6. En dernier lieu, aux termes de l’article 3-1 de la convention internationale relative aux droits de l’enfant : « Dans toutes les décisions qui concernent les enfants, qu’elles soient le fait des institutions publiques ou privées de protection sociale, des tribunaux, des autorités administratives ou des organes législatifs, l’intérêt supérieur de l’enfant doit être une considération primordiale ». Il résulte de ces stipulations que, dans l’exercice de son pouvoir d’appréciation, l’autorité administrative doit accorder une attention primordiale à l’intérêt supérieur des enfants dans toutes les décisions les concernant.
7. L’arrêté en litige, qui assigne M. A à résidence, n’a par lui-même ni pour objet ni pour effet d’entraîner une séparation entre l’enfant de l’intéressé et l’un de ses deux parents. Par suite, le moyen tiré de la violation des stipulations du paragraphe 1 de l’article 3 de la convention internationale relative aux droits de l’enfant doit être écarté.
8. Il résulte de tout ce qui précède que les conclusions à fin d’annulation présentées par M. A doivent être rejetées, ainsi que, par voie de conséquence, les conclusions présentées sur le fondement des dispositions de l’article L. 761-1 du code de justice administrative.
D É C I D E :
Article 1er : La requête de M. A est rejetée.

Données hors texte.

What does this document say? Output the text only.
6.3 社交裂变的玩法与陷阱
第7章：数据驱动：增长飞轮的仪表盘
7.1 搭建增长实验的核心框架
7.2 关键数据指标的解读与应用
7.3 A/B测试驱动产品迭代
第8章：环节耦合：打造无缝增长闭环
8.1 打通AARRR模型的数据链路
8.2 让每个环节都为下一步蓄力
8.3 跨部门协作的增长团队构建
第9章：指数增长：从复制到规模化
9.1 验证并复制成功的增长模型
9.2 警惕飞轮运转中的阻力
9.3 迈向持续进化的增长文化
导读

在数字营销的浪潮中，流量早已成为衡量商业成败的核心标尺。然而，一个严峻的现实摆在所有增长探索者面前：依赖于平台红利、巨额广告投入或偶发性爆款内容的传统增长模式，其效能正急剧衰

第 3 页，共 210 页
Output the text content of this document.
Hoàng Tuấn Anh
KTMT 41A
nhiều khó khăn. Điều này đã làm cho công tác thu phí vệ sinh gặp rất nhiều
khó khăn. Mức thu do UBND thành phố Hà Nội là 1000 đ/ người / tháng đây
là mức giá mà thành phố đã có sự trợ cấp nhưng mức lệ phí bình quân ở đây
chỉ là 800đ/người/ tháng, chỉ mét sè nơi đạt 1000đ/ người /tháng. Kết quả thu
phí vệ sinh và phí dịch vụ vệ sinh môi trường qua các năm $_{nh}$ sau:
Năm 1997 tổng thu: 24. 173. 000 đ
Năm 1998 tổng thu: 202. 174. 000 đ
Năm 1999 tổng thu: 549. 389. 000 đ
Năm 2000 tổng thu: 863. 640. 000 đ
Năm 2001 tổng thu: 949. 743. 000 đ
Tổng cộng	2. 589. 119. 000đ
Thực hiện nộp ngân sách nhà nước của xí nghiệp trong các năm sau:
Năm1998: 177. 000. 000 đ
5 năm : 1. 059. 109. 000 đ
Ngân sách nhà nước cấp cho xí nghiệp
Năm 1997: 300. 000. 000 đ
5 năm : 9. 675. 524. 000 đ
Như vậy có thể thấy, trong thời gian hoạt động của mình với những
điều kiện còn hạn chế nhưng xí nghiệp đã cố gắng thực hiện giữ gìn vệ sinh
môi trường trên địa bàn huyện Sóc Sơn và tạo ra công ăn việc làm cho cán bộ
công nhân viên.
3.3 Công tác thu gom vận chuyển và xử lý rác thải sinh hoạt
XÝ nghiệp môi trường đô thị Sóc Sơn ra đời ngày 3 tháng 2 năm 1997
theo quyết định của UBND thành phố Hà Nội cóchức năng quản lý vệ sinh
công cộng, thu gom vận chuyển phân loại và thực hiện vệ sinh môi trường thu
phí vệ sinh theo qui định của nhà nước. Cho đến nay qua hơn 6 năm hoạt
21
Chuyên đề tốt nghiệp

Article 2 : Le présent jugement sera notifié à M. B A et à la préfète de l’Aisne.
Rendu public par mise à disposition au greffe le 5 décembre 2024.
La magistrate désignée,
Signé
B. SAKOLe greffier,
Signé
N. VERJOT
La République mande et ordonne à la préfète de l’Aisne, en ce qui la concerne ou à tous commissaires de justice à ce requis en ce qui concerne les voies de droit commun contre les parties privées, de pourvoir à l’exécution de la présente décision.